The problems I have with the traditional view is that not only does it lead us down the path of dualism (it must), but it also leads to the idea that moral judgments (actually, any kind of decision) can be made irrespective of physiology (e.g. the strengthening and weakening of synapses as part of the process of learning and memory), and thus from the perspective of "what has come before". Dispatching with determinism doesn't just take away the idea of a predetermined future, it also dispenses with the ostensibly determined past. The implications go beyond biology into physics, although I'm less qualified to deal with that.
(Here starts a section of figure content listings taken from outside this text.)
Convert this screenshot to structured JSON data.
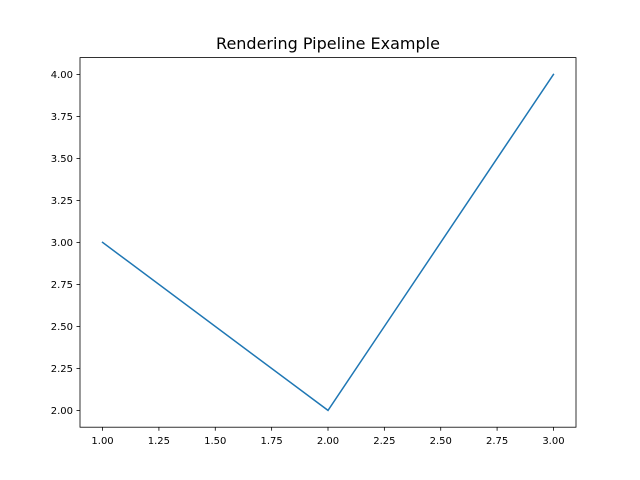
{
  "chart_data": {
    "type": "line",
    "title": "Rendering Pipeline Example",
    "xlabel": "",
    "ylabel": "",
    "x": [
      1,
      2,
      3
    ],
    "series": [
      {
        "values": [
          3,
          2,
          4
        ],
        "color": "#1f77b4"
      }
    ],
    "xlim": [
      0.9,
      3.1
    ],
    "ylim": [
      1.9,
      4.1
    ],
    "xticks": [
      1.0,
      1.25,
      1.5,
      1.75,
      2.0,
      2.25,
      2.5,
      2.75,
      3.0
    ],
    "xtick_labels": [
      "1.00",
      "1.25",
      "1.50",
      "1.75",
      "2.00",
      "2.25",
      "2.50",
      "2.75",
      "3.00"
    ],
    "yticks": [
      2.0,
      2.25,
      2.5,
      2.75,
      3.0,
      3.25,
      3.5,
      3.75,
      4.0
    ],
    "ytick_labels": [
      "2.00",
      "2.25",
      "2.50",
      "2.75",
      "3.00",
      "3.25",
      "3.50",
      "3.75",
      "4.00"
    ],
    "grid": false,
    "legend": "none"
  }
}
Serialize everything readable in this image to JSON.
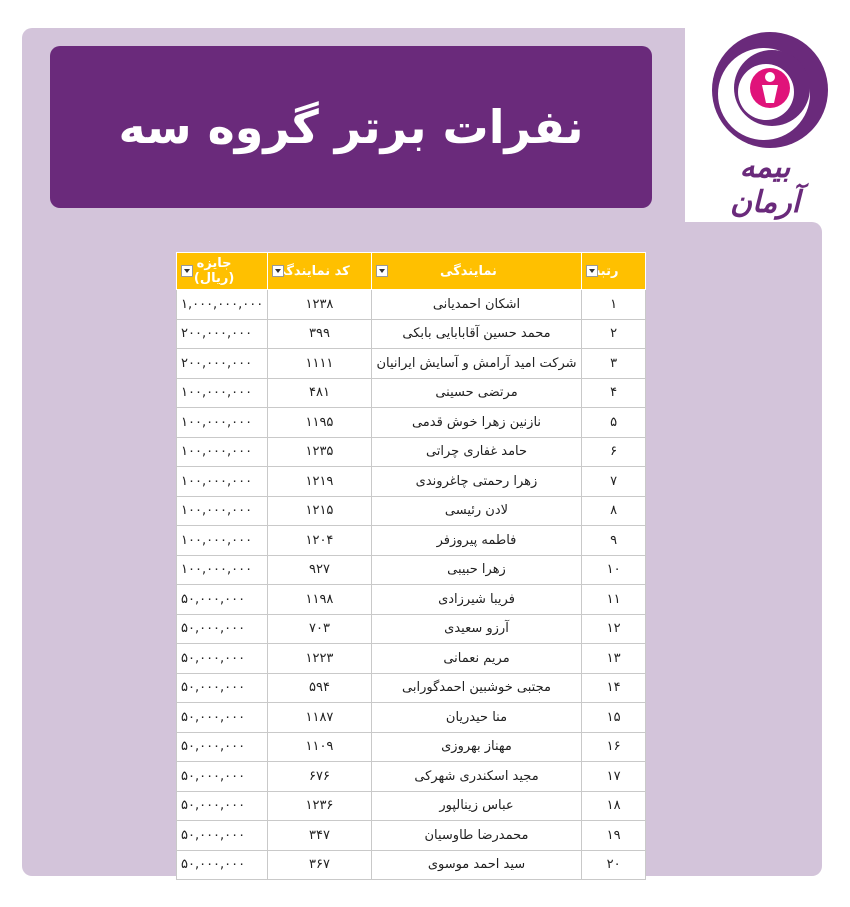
{
  "header": {
    "title": "نفرات برتر گروه سه"
  },
  "logo": {
    "text": "بیمه آرمان"
  },
  "table": {
    "columns": [
      "رتبه",
      "نمایندگی",
      "کد نمایندگی",
      "جایزه (ریال)"
    ],
    "rows": [
      [
        "۱",
        "اشکان احمدیانی",
        "۱۲۳۸",
        "۱,۰۰۰,۰۰۰,۰۰۰"
      ],
      [
        "۲",
        "محمد حسین آقابابایی بابکی",
        "۳۹۹",
        "۲۰۰,۰۰۰,۰۰۰"
      ],
      [
        "۳",
        "شرکت امید آرامش و آسایش ایرانیان",
        "۱۱۱۱",
        "۲۰۰,۰۰۰,۰۰۰"
      ],
      [
        "۴",
        "مرتضی حسینی",
        "۴۸۱",
        "۱۰۰,۰۰۰,۰۰۰"
      ],
      [
        "۵",
        "نازنین زهرا خوش قدمی",
        "۱۱۹۵",
        "۱۰۰,۰۰۰,۰۰۰"
      ],
      [
        "۶",
        "حامد غفاری چراتی",
        "۱۲۳۵",
        "۱۰۰,۰۰۰,۰۰۰"
      ],
      [
        "۷",
        "زهرا رحمتی چاغروندی",
        "۱۲۱۹",
        "۱۰۰,۰۰۰,۰۰۰"
      ],
      [
        "۸",
        "لادن رئیسی",
        "۱۲۱۵",
        "۱۰۰,۰۰۰,۰۰۰"
      ],
      [
        "۹",
        "فاطمه پیروزفر",
        "۱۲۰۴",
        "۱۰۰,۰۰۰,۰۰۰"
      ],
      [
        "۱۰",
        "زهرا حبیبی",
        "۹۲۷",
        "۱۰۰,۰۰۰,۰۰۰"
      ],
      [
        "۱۱",
        "فریبا شیرزادی",
        "۱۱۹۸",
        "۵۰,۰۰۰,۰۰۰"
      ],
      [
        "۱۲",
        "آرزو سعیدی",
        "۷۰۳",
        "۵۰,۰۰۰,۰۰۰"
      ],
      [
        "۱۳",
        "مریم نعمانی",
        "۱۲۲۳",
        "۵۰,۰۰۰,۰۰۰"
      ],
      [
        "۱۴",
        "مجتبی خوشبین احمدگورابی",
        "۵۹۴",
        "۵۰,۰۰۰,۰۰۰"
      ],
      [
        "۱۵",
        "منا حیدریان",
        "۱۱۸۷",
        "۵۰,۰۰۰,۰۰۰"
      ],
      [
        "۱۶",
        "مهناز بهروزی",
        "۱۱۰۹",
        "۵۰,۰۰۰,۰۰۰"
      ],
      [
        "۱۷",
        "مجید اسکندری شهرکی",
        "۶۷۶",
        "۵۰,۰۰۰,۰۰۰"
      ],
      [
        "۱۸",
        "عباس زینالپور",
        "۱۲۳۶",
        "۵۰,۰۰۰,۰۰۰"
      ],
      [
        "۱۹",
        "محمدرضا طاوسیان",
        "۳۴۷",
        "۵۰,۰۰۰,۰۰۰"
      ],
      [
        "۲۰",
        "سید احمد موسوی",
        "۳۶۷",
        "۵۰,۰۰۰,۰۰۰"
      ]
    ]
  }
}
Basically, a similar problem exists, though: if the future is not determined by the present, then the present cannot be determined by the past. That flies in the face of personal experience more than anything else, IMHO.
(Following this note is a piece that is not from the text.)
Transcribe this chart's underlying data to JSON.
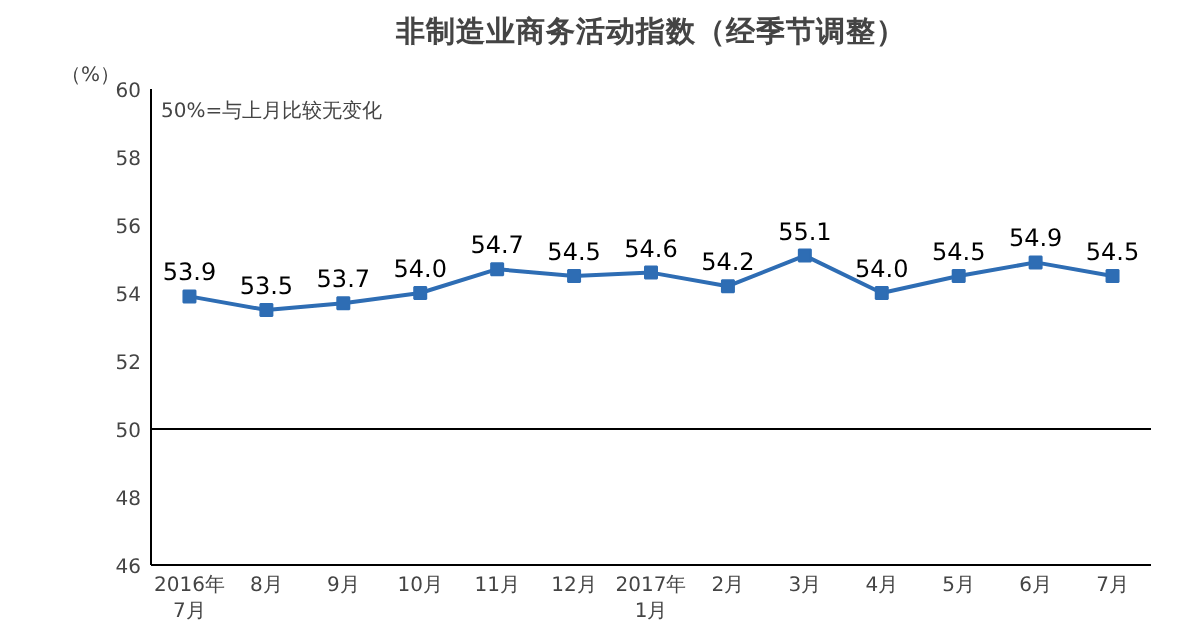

I still think that you're vastly underestimating matter and its potential for complexity. When I say that our emotions are physiological reactions, I'm not saying they are but a mere reflection of the siphon-withdrawal reflex in an aplysia. The difference in complexity is absolutely enormous (we're talking 10^15, or something ridiculous like that in terms of processing power). You have to entertain the idea that physiology can give rise to the mind through an evolution of these processes. The reason that you have to is that it is very likely to be proven, if not in your life time, the life time of your children, that mind can be generated purely from matter. Developments in artificial intelligence are already headed quite far along in that very direction; it's just a matter of replicating that kind of processing power. Asimov was absolutely right to labour the point that one of the next greatest challenges to human civilisation - particularly its religious element - will be how it deals with the implications of artificial intelligence and the conundrum of how a human can be replicated in the absence of a soul.

10:59 AM

 
Blogger Alex said...

mired in the midst of a group debate for class. might be a bit.